Bu yazı şu dillerde de mevcuttur: English Русский

14 Ekim 2022 tarihinde açıklanan Amerika Birleşik Devletleri (ABD) Ulusal Strateji ve Güvenlik Belgesi’nde Afrika’ya da bir sayfalık yer ayrılmıştır. Buna göre Afrika ülkeleriyle işbirliği ve ortak çalışmanın arttırılacağı dile getirilmiştir. Ayrıca Rusya ve Çin’in etkisinin genişlediği Afrika ülkeleriyle ilişkilerini gözden geçirmek isteyen Washington yönetimi, Afrika’yı Çin ve Rusya’nın tahakkümüne bırakmak istememektedir. Bu kapsamda Beyaz Saray, 2022 yılının Temmuz ayında açıkladığı üzere, 13-15 Aralık tarihleri arasında bir ABD-Afrika Zirvesi’nin yapılacağını duyurmuştur.[1]

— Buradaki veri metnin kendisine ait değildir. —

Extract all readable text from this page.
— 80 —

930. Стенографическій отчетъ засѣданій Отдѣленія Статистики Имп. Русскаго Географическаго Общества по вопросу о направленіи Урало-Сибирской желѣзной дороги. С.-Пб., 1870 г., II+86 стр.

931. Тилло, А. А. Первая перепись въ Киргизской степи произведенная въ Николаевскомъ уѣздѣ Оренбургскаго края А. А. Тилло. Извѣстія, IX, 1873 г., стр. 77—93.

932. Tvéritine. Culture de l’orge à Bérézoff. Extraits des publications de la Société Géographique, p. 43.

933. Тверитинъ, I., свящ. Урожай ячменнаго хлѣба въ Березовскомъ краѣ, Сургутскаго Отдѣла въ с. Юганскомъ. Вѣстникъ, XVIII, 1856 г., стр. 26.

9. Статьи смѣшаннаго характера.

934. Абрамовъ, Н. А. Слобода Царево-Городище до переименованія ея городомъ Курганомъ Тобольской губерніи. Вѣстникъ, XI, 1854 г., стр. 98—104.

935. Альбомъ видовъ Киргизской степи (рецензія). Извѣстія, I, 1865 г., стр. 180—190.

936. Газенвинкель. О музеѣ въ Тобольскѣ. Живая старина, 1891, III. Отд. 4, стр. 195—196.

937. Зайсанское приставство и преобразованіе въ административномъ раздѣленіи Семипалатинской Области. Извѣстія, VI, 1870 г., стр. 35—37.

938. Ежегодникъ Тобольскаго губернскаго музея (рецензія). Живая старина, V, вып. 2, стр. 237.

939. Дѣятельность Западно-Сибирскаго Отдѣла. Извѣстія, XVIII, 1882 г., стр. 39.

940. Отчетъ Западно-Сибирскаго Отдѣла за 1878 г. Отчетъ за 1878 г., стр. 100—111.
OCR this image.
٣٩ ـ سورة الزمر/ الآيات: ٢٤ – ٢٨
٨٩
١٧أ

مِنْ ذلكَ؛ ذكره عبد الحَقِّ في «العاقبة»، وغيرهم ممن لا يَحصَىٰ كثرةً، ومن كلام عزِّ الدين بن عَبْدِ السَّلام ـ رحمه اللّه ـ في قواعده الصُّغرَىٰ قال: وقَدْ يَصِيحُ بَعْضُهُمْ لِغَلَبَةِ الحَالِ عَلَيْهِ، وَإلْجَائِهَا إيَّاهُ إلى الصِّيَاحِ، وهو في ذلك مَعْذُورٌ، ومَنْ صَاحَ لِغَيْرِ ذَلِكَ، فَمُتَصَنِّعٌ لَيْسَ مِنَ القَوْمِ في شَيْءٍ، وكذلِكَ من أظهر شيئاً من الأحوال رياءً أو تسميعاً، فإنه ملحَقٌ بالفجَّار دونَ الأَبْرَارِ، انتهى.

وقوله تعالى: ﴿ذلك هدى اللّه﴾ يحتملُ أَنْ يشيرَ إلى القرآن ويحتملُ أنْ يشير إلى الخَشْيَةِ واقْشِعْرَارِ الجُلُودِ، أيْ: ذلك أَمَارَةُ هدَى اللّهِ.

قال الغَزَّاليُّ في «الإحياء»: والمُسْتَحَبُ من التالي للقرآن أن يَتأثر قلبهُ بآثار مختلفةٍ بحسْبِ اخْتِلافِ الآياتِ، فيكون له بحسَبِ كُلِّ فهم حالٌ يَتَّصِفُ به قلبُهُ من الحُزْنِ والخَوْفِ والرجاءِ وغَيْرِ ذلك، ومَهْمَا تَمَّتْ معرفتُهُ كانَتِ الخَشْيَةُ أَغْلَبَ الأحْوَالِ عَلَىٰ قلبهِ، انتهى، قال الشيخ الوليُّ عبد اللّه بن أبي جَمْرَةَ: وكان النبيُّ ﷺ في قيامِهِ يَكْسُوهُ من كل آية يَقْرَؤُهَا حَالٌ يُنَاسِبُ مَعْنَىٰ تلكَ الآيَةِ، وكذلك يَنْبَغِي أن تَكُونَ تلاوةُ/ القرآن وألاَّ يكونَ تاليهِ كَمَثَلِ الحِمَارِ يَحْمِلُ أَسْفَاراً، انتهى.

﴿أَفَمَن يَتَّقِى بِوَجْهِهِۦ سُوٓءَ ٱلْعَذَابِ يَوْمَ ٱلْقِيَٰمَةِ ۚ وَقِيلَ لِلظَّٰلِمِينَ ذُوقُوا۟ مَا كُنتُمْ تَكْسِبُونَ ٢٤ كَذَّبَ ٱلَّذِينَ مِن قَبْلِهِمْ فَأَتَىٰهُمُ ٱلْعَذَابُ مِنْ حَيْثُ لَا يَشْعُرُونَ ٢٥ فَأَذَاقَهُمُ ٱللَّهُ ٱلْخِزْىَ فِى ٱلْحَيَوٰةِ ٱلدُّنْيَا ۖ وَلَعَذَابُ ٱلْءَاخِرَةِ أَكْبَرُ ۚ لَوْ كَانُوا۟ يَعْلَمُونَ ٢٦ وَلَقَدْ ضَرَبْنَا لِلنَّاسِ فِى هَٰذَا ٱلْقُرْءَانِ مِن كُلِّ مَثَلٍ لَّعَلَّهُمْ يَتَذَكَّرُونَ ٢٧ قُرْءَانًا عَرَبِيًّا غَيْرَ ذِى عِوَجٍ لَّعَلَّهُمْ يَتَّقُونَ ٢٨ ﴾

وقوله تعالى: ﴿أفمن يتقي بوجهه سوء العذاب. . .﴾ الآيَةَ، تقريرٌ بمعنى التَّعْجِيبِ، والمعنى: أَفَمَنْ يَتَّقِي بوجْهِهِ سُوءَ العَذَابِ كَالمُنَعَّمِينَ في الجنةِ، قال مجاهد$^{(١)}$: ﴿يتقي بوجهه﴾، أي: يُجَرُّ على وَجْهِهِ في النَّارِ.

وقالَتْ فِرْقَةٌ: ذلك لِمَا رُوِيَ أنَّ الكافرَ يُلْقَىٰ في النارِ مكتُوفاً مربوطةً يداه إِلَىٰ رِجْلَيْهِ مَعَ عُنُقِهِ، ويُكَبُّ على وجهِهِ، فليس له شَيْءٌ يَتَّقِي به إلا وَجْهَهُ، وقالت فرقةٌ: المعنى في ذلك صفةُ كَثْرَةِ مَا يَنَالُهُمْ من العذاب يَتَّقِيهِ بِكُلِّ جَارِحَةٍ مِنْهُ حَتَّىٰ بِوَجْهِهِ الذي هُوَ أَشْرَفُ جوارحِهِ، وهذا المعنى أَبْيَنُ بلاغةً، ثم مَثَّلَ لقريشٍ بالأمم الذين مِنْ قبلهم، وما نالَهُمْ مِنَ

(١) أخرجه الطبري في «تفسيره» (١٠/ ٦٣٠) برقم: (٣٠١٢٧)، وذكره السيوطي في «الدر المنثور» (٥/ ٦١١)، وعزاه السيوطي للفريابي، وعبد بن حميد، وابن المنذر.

Bu zirvelerin ilki, 2014 yılında dönemin ABD Başkanı Barack Obama liderliğinde gerçekleştirilmiştir. Donald Trump döneminde ise Afrika’ya yönelik buna benzer bir zirve yapılmamıştır. Dolayısıyla Biden döneminde yapılan ikinci zirve çağrısı, ABD’nin Afrika’yı gündemine aldığının ve kıtanın gelecek dönemde daha fazla ön planda olacağı şeklinde yorumlanabilir. Zirvedeki konular; barış, güvenlik ve iyi yönetişimin sağlanması, gıda güvenliği, sağlık, iklim değişikliği, eğitim, gençlik ve diaspora bağları gibi Afrika’nın muzdarip olduğu başlıkları içermektedir.

13-15 Aralık 2022 tarihler arasında gerçekleştirilen ABD-Afrika Liderler Zirvesi’ne 54 Afrika ülkesinden 49’u davet edilmiştir.[2] Afrika Birliği Başkanı da dahil edilirse 50 liderin toplantıya katıldığı görülmektedir. Kalan ülkelerden dördü Burkina Faso, Gine, Mali ve Sudan olup; darbe durumları göz önüne alınarak zirveye davet edilmemiştir. Eritre’ye ise ikili düzeyde ilişkilerin bulunmamasından ötürü çağrılmamıştır.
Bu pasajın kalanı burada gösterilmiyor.